THE RISE AND RISE OF TERRORISM AS AN ISSUE
Starting from the 9-11 attacks in 2001, terrorism has never left the global public consciousness. Whether it is the US or the UK or Australia or India, there seems to be a narrative of terrorism underlying just about every geopolitical meeting, and two incidents that have happened this month have only deepened the fissures.
Terrorism has never been in the news as much as it is today. While before the word had local connotations and was accepted to be a practice in small pockets of the world, now it is slowly becoming a global issue, right from Australia to the UK to the United States. Terrorism has also become a key election topic in the upcoming Presidential elections in America, with Republican nominee Donald Trump making it clear that he is going to take a hard stance against radical Islamic elements.
His position on the issue has gained renewed strength after a Muslim youth, a son of an Afghan immigrant known to have pro-Taliban views, killed over fifty people in an Orlando gay club. As the country is steeped in shock, Trump has taken the opportunity to lambast the liberal immigration policies followed by the Obama administration where there are no security checks placed on Middle Eastern immigrants. In a speech Trump delivered after the incident, he said, ‘I am the only one among the politicians to admit that we have a radical Islam problem.’
Needless to say, his view is gaining traction in America.
Closer to home, on May 28, 2016, two groups – one anti-Islam, one anti-racist – clashed in Coburg, on Bell Street and Sydney Road. The police had to intervene with pepper sprays and batons to control the unruly crowd, who was going at each other’s throats in the name of the cause they stood for. The anti-Islam crowd insists that they’re not racist, that they’re standing up for the rights of Australia as a country, and they stand against the radical Islamic groups that are responsible for terrorism.
Police made seven arrests. Three people suffered minor injuries. Prime Minister Malcolm Turnbull condemned the riot.
Earlier in the week, police proactively distributed flyers in the community, warning people of the anticipated trouble that may arise due to the protest. Predictably, both groups that clashed have announced that their cause has ‘won’, though in the final analysis, one could argue that there is no winner in fights such as this.

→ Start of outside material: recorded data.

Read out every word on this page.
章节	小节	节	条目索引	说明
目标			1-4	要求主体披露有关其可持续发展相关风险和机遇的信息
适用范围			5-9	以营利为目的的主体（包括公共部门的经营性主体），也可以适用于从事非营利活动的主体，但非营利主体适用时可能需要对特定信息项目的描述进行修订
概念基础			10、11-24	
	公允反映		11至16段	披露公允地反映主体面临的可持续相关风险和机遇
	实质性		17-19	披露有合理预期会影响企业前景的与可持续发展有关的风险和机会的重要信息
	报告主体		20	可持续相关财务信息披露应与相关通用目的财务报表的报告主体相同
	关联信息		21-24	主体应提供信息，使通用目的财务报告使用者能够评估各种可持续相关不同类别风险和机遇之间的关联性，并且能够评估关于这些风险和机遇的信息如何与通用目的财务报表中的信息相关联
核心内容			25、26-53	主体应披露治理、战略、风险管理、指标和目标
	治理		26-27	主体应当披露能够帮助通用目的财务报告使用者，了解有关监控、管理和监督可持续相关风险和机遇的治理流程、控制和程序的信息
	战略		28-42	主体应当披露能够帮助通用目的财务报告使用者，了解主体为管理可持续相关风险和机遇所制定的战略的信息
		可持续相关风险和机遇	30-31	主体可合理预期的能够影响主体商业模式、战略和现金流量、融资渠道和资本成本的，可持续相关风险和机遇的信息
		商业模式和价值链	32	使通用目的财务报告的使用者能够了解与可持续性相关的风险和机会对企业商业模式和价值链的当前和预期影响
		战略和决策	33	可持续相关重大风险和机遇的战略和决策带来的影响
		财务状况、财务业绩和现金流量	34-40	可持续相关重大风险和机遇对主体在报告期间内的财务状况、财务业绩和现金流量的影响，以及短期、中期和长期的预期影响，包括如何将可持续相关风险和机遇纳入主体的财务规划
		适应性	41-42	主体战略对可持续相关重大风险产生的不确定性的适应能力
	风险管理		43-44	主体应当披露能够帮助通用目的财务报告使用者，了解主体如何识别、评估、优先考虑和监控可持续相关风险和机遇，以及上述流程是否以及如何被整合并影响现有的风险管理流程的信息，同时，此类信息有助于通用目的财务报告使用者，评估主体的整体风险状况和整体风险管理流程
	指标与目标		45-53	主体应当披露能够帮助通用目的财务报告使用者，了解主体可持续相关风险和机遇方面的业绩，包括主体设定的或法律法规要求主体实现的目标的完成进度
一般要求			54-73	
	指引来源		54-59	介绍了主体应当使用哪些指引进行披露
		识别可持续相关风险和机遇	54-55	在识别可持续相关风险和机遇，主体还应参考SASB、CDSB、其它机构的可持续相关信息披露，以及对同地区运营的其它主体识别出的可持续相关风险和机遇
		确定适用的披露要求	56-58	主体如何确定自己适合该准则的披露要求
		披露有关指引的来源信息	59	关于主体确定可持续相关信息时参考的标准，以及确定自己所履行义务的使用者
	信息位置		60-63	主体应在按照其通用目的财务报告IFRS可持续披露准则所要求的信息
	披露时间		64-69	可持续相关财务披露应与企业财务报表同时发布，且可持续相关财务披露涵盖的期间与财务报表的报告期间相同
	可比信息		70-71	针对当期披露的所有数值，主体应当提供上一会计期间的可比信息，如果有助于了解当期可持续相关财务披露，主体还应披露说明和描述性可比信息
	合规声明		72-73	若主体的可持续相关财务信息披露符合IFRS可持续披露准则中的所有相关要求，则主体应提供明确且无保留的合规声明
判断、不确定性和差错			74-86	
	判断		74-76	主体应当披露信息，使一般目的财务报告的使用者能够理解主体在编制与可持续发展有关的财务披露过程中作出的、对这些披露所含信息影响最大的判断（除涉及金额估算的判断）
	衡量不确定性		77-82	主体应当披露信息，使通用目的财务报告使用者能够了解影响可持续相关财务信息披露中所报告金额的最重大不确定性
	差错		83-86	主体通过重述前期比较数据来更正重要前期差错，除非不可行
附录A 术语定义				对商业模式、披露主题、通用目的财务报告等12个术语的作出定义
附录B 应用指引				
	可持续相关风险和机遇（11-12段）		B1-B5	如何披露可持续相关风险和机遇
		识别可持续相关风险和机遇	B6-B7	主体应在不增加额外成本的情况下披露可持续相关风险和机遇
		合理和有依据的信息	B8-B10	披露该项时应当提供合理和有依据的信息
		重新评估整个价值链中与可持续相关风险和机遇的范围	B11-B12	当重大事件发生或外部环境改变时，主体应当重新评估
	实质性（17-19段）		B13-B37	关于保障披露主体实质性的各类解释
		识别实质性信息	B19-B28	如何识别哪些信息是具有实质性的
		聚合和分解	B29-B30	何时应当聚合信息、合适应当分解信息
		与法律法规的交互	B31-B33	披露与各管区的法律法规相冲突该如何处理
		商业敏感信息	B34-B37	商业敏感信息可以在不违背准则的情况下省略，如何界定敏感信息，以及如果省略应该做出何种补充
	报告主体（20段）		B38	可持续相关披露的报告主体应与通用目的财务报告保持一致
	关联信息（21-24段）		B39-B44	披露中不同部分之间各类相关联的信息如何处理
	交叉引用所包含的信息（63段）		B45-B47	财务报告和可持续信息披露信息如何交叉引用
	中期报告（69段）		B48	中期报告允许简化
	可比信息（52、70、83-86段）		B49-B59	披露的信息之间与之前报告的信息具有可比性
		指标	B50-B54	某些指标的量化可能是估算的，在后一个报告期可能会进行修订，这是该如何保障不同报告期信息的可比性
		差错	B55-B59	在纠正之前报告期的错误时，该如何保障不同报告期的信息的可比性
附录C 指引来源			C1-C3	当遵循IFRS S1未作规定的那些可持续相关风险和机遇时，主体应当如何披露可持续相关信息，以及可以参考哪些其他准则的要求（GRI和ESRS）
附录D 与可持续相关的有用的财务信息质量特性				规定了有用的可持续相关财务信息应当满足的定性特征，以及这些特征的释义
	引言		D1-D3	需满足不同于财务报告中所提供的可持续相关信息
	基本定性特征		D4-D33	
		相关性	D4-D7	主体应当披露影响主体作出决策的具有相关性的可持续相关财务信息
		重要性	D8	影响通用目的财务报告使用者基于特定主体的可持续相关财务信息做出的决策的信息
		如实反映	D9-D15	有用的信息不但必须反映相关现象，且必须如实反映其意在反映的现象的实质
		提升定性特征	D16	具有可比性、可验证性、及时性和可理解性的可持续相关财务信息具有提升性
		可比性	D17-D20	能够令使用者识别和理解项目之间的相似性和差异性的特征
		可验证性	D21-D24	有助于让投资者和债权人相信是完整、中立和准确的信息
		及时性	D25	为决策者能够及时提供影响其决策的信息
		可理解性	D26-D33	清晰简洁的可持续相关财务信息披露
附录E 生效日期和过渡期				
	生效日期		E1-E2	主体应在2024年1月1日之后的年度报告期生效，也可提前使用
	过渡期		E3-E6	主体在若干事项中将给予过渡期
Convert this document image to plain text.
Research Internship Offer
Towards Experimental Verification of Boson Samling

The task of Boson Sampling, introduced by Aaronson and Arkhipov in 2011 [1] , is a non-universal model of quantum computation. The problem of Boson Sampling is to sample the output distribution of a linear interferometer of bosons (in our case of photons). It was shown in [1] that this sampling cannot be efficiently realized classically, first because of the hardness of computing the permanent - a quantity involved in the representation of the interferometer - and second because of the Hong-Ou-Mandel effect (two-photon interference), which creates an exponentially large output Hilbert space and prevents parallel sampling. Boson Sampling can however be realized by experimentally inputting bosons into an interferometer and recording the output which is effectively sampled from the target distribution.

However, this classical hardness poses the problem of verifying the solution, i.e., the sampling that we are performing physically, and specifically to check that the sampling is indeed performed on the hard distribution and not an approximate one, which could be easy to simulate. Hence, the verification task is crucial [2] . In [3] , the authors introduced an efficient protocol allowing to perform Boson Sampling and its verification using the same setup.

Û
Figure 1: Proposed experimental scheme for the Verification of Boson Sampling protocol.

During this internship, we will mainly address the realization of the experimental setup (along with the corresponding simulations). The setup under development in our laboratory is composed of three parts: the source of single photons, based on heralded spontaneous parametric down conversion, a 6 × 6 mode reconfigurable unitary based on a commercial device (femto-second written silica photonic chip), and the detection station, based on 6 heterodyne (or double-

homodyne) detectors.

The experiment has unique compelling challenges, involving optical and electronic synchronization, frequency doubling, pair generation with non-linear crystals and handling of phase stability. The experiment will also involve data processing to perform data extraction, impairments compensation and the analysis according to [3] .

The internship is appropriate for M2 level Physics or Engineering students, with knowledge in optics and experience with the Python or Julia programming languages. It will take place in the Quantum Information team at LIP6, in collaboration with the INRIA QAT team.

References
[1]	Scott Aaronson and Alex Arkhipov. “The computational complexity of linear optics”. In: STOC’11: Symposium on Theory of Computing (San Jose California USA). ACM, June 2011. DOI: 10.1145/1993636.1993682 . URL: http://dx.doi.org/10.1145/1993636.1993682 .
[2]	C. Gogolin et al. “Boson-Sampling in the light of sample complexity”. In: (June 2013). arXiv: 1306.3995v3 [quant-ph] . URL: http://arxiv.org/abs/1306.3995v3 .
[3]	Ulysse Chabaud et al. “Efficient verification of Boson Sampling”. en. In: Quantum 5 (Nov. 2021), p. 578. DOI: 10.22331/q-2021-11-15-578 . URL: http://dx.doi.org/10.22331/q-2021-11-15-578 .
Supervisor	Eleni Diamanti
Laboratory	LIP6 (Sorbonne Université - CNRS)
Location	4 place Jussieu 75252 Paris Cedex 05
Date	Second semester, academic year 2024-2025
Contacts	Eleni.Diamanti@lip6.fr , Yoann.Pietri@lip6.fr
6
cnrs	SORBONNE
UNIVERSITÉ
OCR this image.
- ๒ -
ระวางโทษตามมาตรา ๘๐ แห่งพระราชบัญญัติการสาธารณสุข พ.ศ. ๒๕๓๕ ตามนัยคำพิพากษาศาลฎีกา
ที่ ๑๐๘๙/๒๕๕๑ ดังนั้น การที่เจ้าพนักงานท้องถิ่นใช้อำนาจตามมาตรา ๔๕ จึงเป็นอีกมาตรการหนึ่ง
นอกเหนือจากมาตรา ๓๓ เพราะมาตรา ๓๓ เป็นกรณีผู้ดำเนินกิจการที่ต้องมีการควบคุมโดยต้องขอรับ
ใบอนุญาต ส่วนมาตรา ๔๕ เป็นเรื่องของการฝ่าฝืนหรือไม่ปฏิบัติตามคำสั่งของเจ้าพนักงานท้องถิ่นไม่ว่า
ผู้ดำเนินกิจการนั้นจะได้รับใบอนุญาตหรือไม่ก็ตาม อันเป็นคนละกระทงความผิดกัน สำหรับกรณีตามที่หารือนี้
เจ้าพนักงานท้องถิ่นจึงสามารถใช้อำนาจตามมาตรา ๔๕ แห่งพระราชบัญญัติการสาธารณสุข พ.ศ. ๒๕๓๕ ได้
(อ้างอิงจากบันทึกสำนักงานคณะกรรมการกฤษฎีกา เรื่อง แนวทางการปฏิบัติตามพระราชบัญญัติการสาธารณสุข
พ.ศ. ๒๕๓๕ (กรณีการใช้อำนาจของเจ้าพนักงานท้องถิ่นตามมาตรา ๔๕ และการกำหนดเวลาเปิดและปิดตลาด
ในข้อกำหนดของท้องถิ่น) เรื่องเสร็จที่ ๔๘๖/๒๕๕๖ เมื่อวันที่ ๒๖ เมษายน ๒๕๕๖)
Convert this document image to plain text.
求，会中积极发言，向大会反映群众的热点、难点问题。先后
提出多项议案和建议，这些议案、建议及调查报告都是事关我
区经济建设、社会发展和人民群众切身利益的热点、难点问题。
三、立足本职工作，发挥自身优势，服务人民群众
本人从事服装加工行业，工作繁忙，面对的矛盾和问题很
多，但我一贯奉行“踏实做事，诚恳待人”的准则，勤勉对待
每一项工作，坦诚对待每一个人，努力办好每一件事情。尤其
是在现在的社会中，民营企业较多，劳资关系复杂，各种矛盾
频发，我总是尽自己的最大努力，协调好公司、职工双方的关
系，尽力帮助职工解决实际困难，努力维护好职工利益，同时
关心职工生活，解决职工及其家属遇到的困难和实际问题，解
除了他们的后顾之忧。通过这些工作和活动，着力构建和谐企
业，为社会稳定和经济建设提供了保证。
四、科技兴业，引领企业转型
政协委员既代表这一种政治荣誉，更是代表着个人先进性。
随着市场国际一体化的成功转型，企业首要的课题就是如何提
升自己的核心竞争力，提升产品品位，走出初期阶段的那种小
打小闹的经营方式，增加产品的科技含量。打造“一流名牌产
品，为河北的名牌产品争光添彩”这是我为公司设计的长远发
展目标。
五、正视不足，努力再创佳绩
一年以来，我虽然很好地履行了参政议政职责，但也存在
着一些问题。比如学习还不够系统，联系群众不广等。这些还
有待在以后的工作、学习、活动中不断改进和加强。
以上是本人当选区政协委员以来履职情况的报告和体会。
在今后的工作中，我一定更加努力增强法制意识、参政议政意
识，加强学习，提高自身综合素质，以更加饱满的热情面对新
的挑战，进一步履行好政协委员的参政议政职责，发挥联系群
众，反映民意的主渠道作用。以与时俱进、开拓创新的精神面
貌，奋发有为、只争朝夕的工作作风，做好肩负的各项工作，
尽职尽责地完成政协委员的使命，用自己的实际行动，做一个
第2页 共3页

Incidents like the one in the US and also in Australia are growing indications that terrorism and anti-radical-Islam sentiments are taking root in the West as well, and have even become official talking points in elections and in the media. It will be interesting to see how these stories develop, and whether these countries take any stringent steps against the threats that they perceive are knocking on their doors.
Whatever happens, we hope that there is no damage to lives and reputations of honest citizens who often get hung out to dry in these clashes.